De rechtbank zal bij de straftoemeting tevens rekening houden met de bevindingen en adviezen uit het Pro Justitia rapport van psycholoog [naam 2] . Zoals onder 5 overwogen, acht de rechtbank de verdachte sterk verminderd toerekeningsvatbaar. Verder meldt het rapport het volgende.
Ten aanzien van de geconstateerde psychische problematiek is vanuit forensisch oogpunt behandeling geïndiceerd. Deze behandeling dient zich te richten op de geconstateerde autismespectrumstoornis. Onderzoeker acht een klinische behandeling setting, gezien de ernst van de geconstateerde psychische problematiek, aangewezen. In deze setting dient expertise aanwezig te zijn van autismespectrumproblematiek. De behandeling zal waarschijnlijk moeizaam verlopen omdat de problematiek moeilijk bewerkbaar is. In tweede instantie
zou betrokkene toe geleid kunnen worden naar een beschermde woonsetting.
Het is van belang dat de betrokkene behandeling krijgt aangeboden. Hierbij acht onderzoeker het raadzaam dat de betrokkene niet kan kiezen voor detentie indien zij de behandeling niet wil. Een behandeling als bijzondere voorwaarde bij een (deels)voorwaardelijk strafdeel acht onderzoeker dan ook niet geïndiceerd. Een behandeling in het kader van een zorgmachtiging acht onderzoeker het meest geïndiceerd, in het kader van een civielrechtelijke maatregel, waarbij de betrokkene een klinische ggz behandeling aangeboden kan krijgen. Binnen deze behandeling kan gewerkt worden aan het ontwikkelen van een goede behandelrelatie, zodat de betrokkene vrijwillig de behandeling kan voortzetten.
De rechtbank heeft voorts acht geslagen op het over verdachte uitgebrachte voorlichtingsrapport gedateerd 7 december 2021 van mevr. [naam 5] , als reclasseringswerker verbonden aan Reclassering Nederland (hierna: de reclassering).
Het voornoemde voorlichtingsrapport van de reclassering houdt onder meer zakelijk weergegeven het volgende in:
Er is momenteel sprake van een zorgmachtiging die loopt tot 24-06-2022. GGZ [naam 1] tracht momenteel een kliniek te organiseren alwaar betrokkene geplaatst kan worden in het kader van de zorgmachtiging.

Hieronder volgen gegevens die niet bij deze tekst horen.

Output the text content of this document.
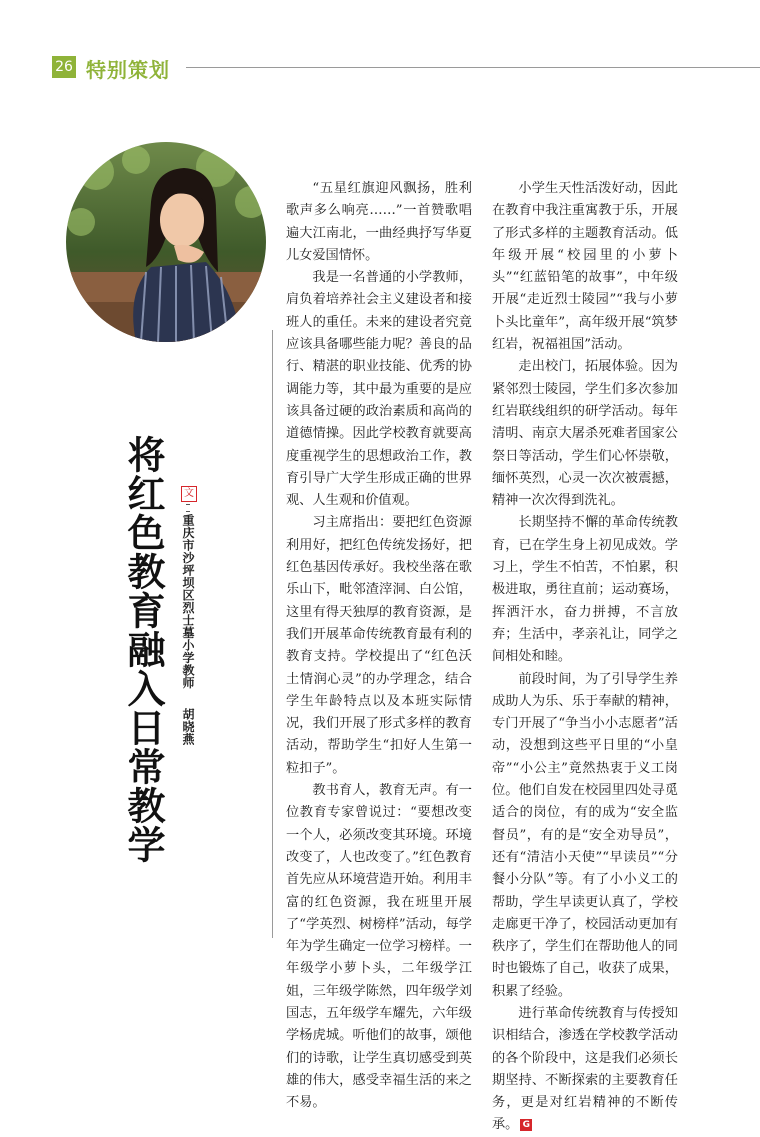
26 特别策划
将红色教育融入日常教学	文
重庆市沙坪坝区烈士墓小学教师 胡晓燕

“五星红旗迎风飘扬，胜利歌声多么响亮……”一首赞歌唱遍大江南北，一曲经典抒写华夏儿女爱国情怀。

我是一名普通的小学教师，肩负着培养社会主义建设者和接班人的重任。未来的建设者究竟应该具备哪些能力呢？善良的品行、精湛的职业技能、优秀的协调能力等，其中最为重要的是应该具备过硬的政治素质和高尚的道德情操。因此学校教育就要高度重视学生的思想政治工作，教育引导广大学生形成正确的世界观、人生观和价值观。

习主席指出：要把红色资源利用好，把红色传统发扬好，把红色基因传承好。我校坐落在歌乐山下，毗邻渣滓洞、白公馆，这里有得天独厚的教育资源，是我们开展革命传统教育最有利的教育支持。学校提出了“红色沃土情润心灵”的办学理念，结合学生年龄特点以及本班实际情况，我们开展了形式多样的教育活动，帮助学生“扣好人生第一粒扣子”。

教书育人，教育无声。有一位教育专家曾说过：“要想改变一个人，必须改变其环境。环境改变了，人也改变了。”红色教育首先应从环境营造开始。利用丰富的红色资源，我在班里开展了“学英烈、树榜样”活动，每学年为学生确定一位学习榜样。一年级学小萝卜头，二年级学江姐，三年级学陈然，四年级学刘国志，五年级学车耀先，六年级学杨虎城。听他们的故事，颂他们的诗歌，让学生真切感受到英雄的伟大，感受幸福生活的来之不易。

小学生天性活泼好动，因此在教育中我注重寓教于乐，开展了形式多样的主题教育活动。低年级开展“校园里的小萝卜头”“红蓝铅笔的故事”，中年级开展“走近烈士陵园”“我与小萝卜头比童年”，高年级开展“筑梦红岩，祝福祖国”活动。

走出校门，拓展体验。因为紧邻烈士陵园，学生们多次参加红岩联线组织的研学活动。每年清明、南京大屠杀死难者国家公祭日等活动，学生们心怀崇敬，缅怀英烈，心灵一次次被震撼，精神一次次得到洗礼。

长期坚持不懈的革命传统教育，已在学生身上初见成效。学习上，学生不怕苦，不怕累，积极进取，勇往直前；运动赛场，挥洒汗水，奋力拼搏，不言放弃；生活中，孝亲礼让，同学之间相处和睦。

前段时间，为了引导学生养成助人为乐、乐于奉献的精神，专门开展了“争当小小志愿者”活动，没想到这些平日里的“小皇帝”“小公主”竟然热衷于义工岗位。他们自发在校园里四处寻觅适合的岗位，有的成为“安全监督员”，有的是“安全劝导员”，还有“清洁小天使”“早读员”“分餐小分队”等。有了小小义工的帮助，学生早读更认真了，学校走廊更干净了，校园活动更加有秩序了，学生们在帮助他人的同时也锻炼了自己，收获了成果，积累了经验。

进行革命传统教育与传授知识相结合，渗透在学校教学活动的各个阶段中，这是我们必须长期坚持、不断探索的主要教育任务，更是对红岩精神的不断传承。 G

De reclassering kan zich vinden in het advies in het psychologisch pro Justitia rapport d.d. 27-10-2021van het NIFP om het traject te laten plaatsvinden in het kader van een zorgmachtiging. De reclassering ziet geen meerwaarde dan wel aanknopingspunten om aanvullend op de zorgmachtiging bijzondere voorwaarden te adviseren. De inschatting is dat de betrokkene niet langdurig in staat is zich aan voorwaarden te conformeren en tijdig de consequenties van haar gedrag in te zien. De reclassering ziet geen mogelijkheden om met interventies of toezicht de risico's te beperken of het gedrag te veranderen. Geadviseerd wordt dan ook de zaak af te doen zonder reclasseringsinterventies.
Alles afwegende is de rechtbank van oordeel dat een vrijheidsbenemende straf van acht maanden moet worden opgelegd. De mogelijkheid bestaat dat op het moment dat deze gevangenisstraf door de verdachte is uitgezeten, er nog geen plaats voor haar is in het LIZ en dat zij ter overbrugging tijdelijk op een andere locatie zal moeten worden ondergebracht. Door de raadsvrouw en de verdachte is ter terechtzitting naar voren gebracht dat dit een voor haar onwenselijke situatie is en aan de rechtbank is verzocht om hiermee bij de straftoemeting rekening te houden. De rechtbank is van oordeel dat genoemde wachttijdproblematiek geen omstandigheid is waarmee de rechtbank bij het bepalen van de hoogte van de aan de verdachte op te leggen gevangenisstraf rekening kan houden zoals door de verdediging bedoeld.
Tenuitvoerlegging van de opgelegde gevangenisstraf zal volledig plaatsvinden binnen de penitentiaire inrichting, tot het moment dat de verdachte in aanmerking komt voor deelname aan een penitentiair programma, als bedoeld in artikel 4 Penitentiaire beginselenwet, dan wel de regeling van voorwaardelijke invrijheidsstelling, als bedoeld in artikel 6:2:10 Wetboek van Strafvordering, aan de orde is.